Last year, after the media released the picture of a Syrian boy lying lifeless on a beach, a lot of people donated money to help with the Syrian crisis. But, do people really need to see death and devastation on the news or social media in order to feel empathy and compassion for people in need? Empathy and compassion are feelings that people could always have without the intervention of morbid pictures and tragic stories. In fact, there are several other ways to increase empathy and compassion among people, encouraging them to help those who live in humanitarian crises.
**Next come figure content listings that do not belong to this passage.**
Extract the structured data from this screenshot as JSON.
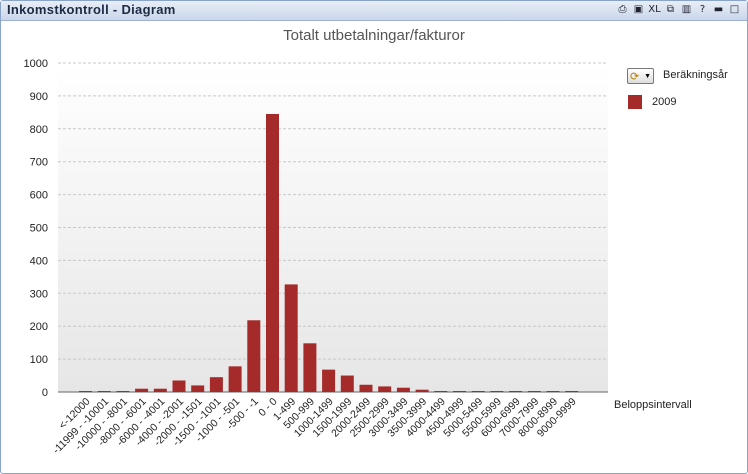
{
  "window": {
    "title": "Inkomstkontroll - Diagram",
    "toolbar_icons": [
      "print-icon",
      "clipboard-icon",
      "excel-icon",
      "copy-icon",
      "chart-type-icon",
      "help-icon",
      "minimize-icon",
      "maximize-icon"
    ],
    "toolbar_labels": [
      "⎙",
      "▣",
      "XL",
      "⧉",
      "▥",
      "?",
      "▬",
      "□"
    ]
  },
  "legend": {
    "title": "Beräkningsår",
    "button_icon": "cycle-group-icon",
    "items": [
      {
        "label": "2009",
        "color": "#a52a2a"
      }
    ]
  },
  "chart_data": {
    "type": "bar",
    "title": "Totalt utbetalningar/fakturor",
    "xlabel": "Beloppsintervall",
    "ylabel": "",
    "ylim": [
      0,
      1000
    ],
    "yticks": [
      0,
      100,
      200,
      300,
      400,
      500,
      600,
      700,
      800,
      900,
      1000
    ],
    "grid": true,
    "legend_position": "top-right",
    "categories": [
      "<-12000",
      "-11999 - -10001",
      "-10000 - -8001",
      "-8000 - -6001",
      "-6000 - -4001",
      "-4000 - -2001",
      "-2000 - -1501",
      "-1500 - -1001",
      "-1000 - -501",
      "-500 - -1",
      "0 - 0",
      "1-499",
      "500-999",
      "1000-1499",
      "1500-1999",
      "2000-2499",
      "2500-2999",
      "3000-3499",
      "3500-3999",
      "4000-4499",
      "4500-4999",
      "5000-5499",
      "5500-5999",
      "6000-6999",
      "7000-7999",
      "8000-8999",
      "9000-9999"
    ],
    "series": [
      {
        "name": "2009",
        "color": "#a52a2a",
        "values": [
          3,
          3,
          3,
          10,
          10,
          35,
          20,
          45,
          78,
          218,
          845,
          327,
          148,
          68,
          50,
          22,
          17,
          13,
          7,
          3,
          3,
          3,
          3,
          3,
          3,
          3,
          3
        ]
      }
    ]
  }
}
First and foremost, even though empathy and compassion are innate human traits, parents can help their children to develop them. If parents use empathy and compassion in raising their children, these feelings will be naturally expressed in their adulthood. For instance, parents could validate their children’s emotions by saying, “I know you are sad because your favourite toy is broken. I know you loved it. I will miss it too,” instead of saying, “Do not cry. It is just a toy.” If parents show their children that they understand how their children feel and try to sympathize with them, their children will feel empathy for others and will treat them compassionately, too.
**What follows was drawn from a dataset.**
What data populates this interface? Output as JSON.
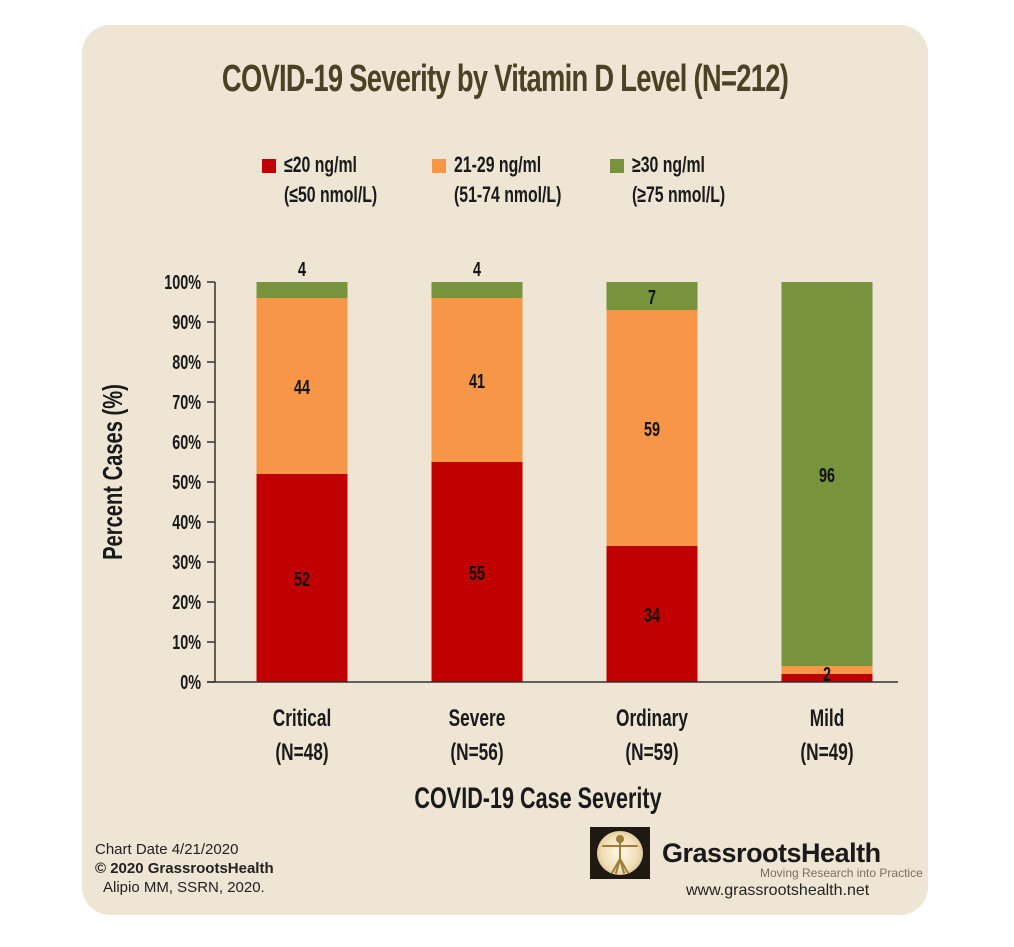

In addition to parents, the media can assume a constructive role in increasing people’s awareness of humanitarian crises, hence leading to a greater sense of empathy and compassion in their audience. However, instead of only exposing the public to morbid photos, whose effects are usually transient, the media need to show how people who were once treated compassionately have decided to give back to their community. For instance, media could focus on broadcasting successful stories of people who were once in need and how selfless helpers improved their quality of life. They could produce a documentary that narrates the story of a successful lawyer who was orphaned in a war and was later adopted by a loving family, a lawyer that has now decided to pay it forward by helping his or her community.
Finally, non-profit and non-governmental organizations can play a role in awakening a sense of empathy and compassion since people could directly work with those who are in need. For instance, Doctors Without Borders is an international non-governmental humanitarian organization that provides medical attention and treatment in developing and war-torn countries. The individuals working for this NGO not only practice and strengthen their own sense of empathy but also raise empathy and compassion in the people whom they serve by disseminating seeds of empathy in their hearts.
In conclusion, even though people do not need to learn how to feel empathy and compassion, it is necessary to help them to appropriately develop and demonstrate these feelings. The Syrian boy would not have lain lifeless on the beach, if more people had demonstrated their empathy for the people devastated by the Syrian civil war, in the first place.